Information on the sustainability of food products in the EU’s forthcoming harmonised front-of-pack labelling will heavily rely on data collected by producers, an EU official has said. Other stakeholders were quick to point out, however, that the environmental element is only one factor in the complex labelling process.
The European Commission is expected to put forward a proposal for an EU-wide food labelling scheme at the end of 2022. This framework will consider nutritional aspects useful to support public health objectives, as well as sustainable and social elements of food products.
This new labelling scheme is among the initiatives that will look to data collection and the stepwise digitisation of the food supply chain, according to the Commission.
“Our time is characterised by the digital data-driven revolution,” Alexandra Nikolakopoulou, head of unit at the Commission’s DG SANTE, told a recent event, adding that the EU executive is considering as a top priority not only data in itself but the whole innovation coming together with data.
“For example, consumers will be able to choose a product with a lower carbon footprint on the basis of a label and this label has to be based on data,” she explained.
Although an important area to explore, sustainable labelling presents some concerns for Célia Nyssens, policy officer for the NGO European Environmental Bureau (EEB).
“I am personally not sure that you can boil down sustainability to just one number, or one colour code because it’s not just about how the food is produced, but also how much we eat,” she said.
According to her, focusing only on the climate footprint per unit of product could result in missing the bigger picture, overlooking important facts that are more related to consumer behaviour but still have a major environmental impact.

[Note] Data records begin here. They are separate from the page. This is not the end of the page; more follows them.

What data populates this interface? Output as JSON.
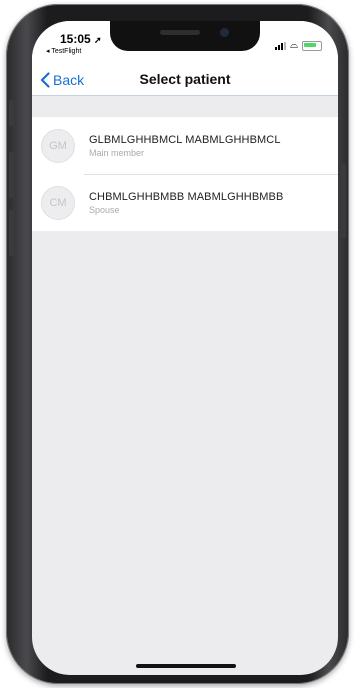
{
  "status_bar": {
    "time": "15:05",
    "location_arrow": "➚",
    "back_app": "◂ TestFlight",
    "icons": [
      "signal-icon",
      "wifi-icon",
      "battery-icon"
    ],
    "battery_color": "#4cd964"
  },
  "nav": {
    "back_label": "Back",
    "title": "Select patient",
    "accent": "#1a6fd6"
  },
  "patients": [
    {
      "initials": "GM",
      "name": "GLBMLGHHBMCL MABMLGHHBMCL",
      "relation": "Main member"
    },
    {
      "initials": "CM",
      "name": "CHBMLGHHBMBB MABMLGHHBMBB",
      "relation": "Spouse"
    }
  ]
}
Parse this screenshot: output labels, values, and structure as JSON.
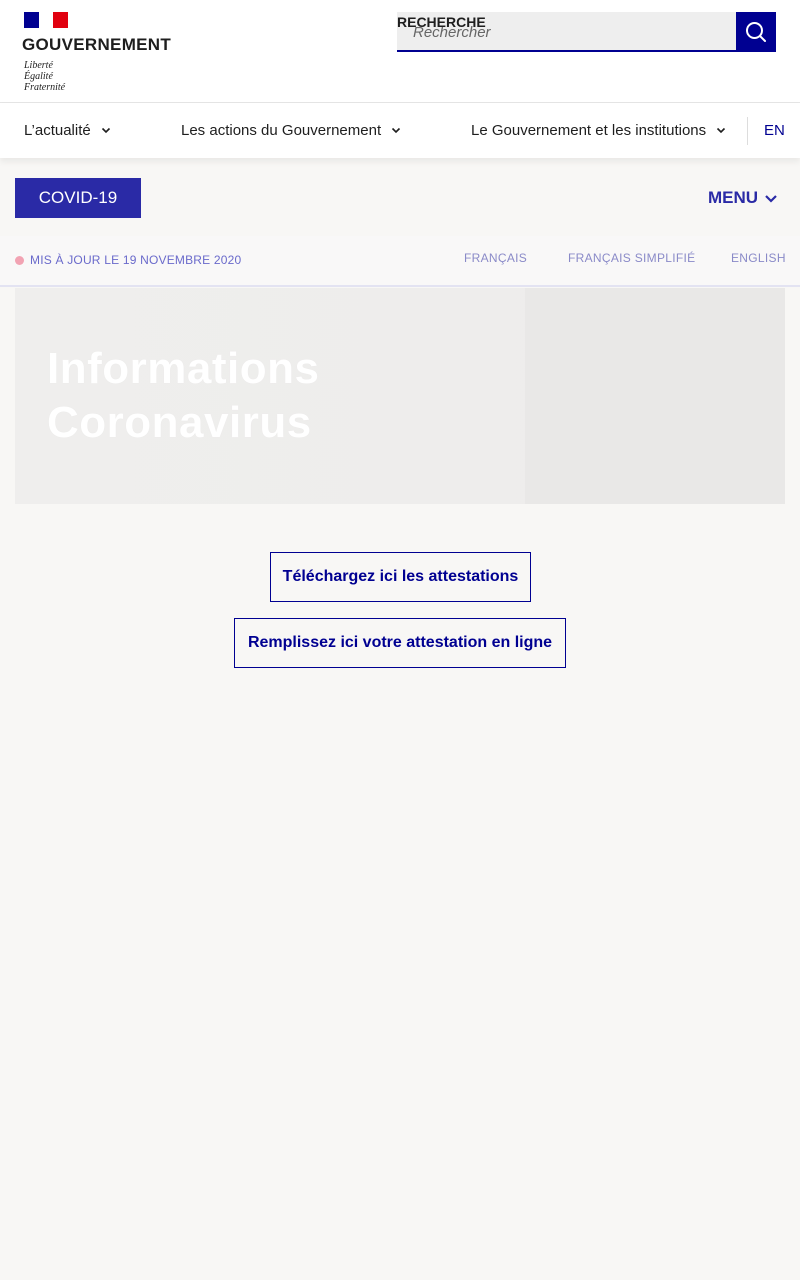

“The [use of] data is a step forward, but it’s only a means to an end, not the end,” Nyssens added.
Retailers and food producers in Europe are pioneering new labels to showcase the environmental impact of the food in a simple way, such as the Eco-score, which basically follows the look of the French colour-coded Nutri-Score.
“The importance of what I would call ‘carbon labelling’ is that it actually helps consumers to navigate, but it needs to be data-led and science-based to create a level playing field,” said Peter Giørtz-Carlsen, executive vice-president of the dairy company Arla Foods.
He also agreed that there are many elements to take into consideration other than just the environmental footprint, such as the nutritional elements.
Farm to ‘fridge’: sustainability in the dairy sector
When it comes to the sustainability of the agri-food sector, data could also be used in different ways, such as helping retailers reduce food waste through better analysis of certain consumer patterns.
Data acquisition and evaluation, and especially the implementation of data-based solutions are already considered cornerstones of the research programmes of EIT Food, Europe’s leading food innovation initiative.
The goal of the projects they run is to launch new innovative and sustainable solutions in the form of products, services, or platforms, explained Kerstin Burseg, programme manager innovation at EIT Food.
“Depending on the scope of the activity, our partners are creating different kinds of data,” she said, mentioning yield monitor data or soil sample data to make educated decisions for a more sustainable farm management.
In the context of the COVID-19 response, EIT Food has recently kicked off the Smart-ET project, conceived to help mitigate the rapid reduction in the consumption of dairy products that came after the closure of restaurants.
The scope of Smart-ET is to create an app with which is possible to predict variations in dairy production and market feed costs for dairy farmers, based on both historical data and data that was collected throughout the COVID-19 pandemic.
In the dairy sector, in particular, data makes possible a targeted measurement of nitrogen reduction or the improvement of water quality, explained Arla Foods’ Giørtz-Carlsen.
“Another application of data is in how we use a protein to feed the cows, optimising the protein use to reduce emissions,” he added.
Data is also used by policymakers in shaping legislative initiatives, said the Commission’s Nikolakopoulou.
The Commission is expected to ask member states to foster digitalisation in agriculture through the new Common Agricultural Policy (CAP) and their national strategic plans.
The rural development fund, as well as the EU’s digital programme and the Recovery plan, will support investments in digital technologies, not just infrastructure, but also advisory services.
“We are certainly looking at how we can make this data supporting or enhancing production, creation of new business models and also, more broadly, encouraging innovation in agriculture, but also along the supply chain,” stressed Jorge Pinto Antunes, a cabinet member of the EU’s Agriculture Commissioner Janusz Wojciechowski.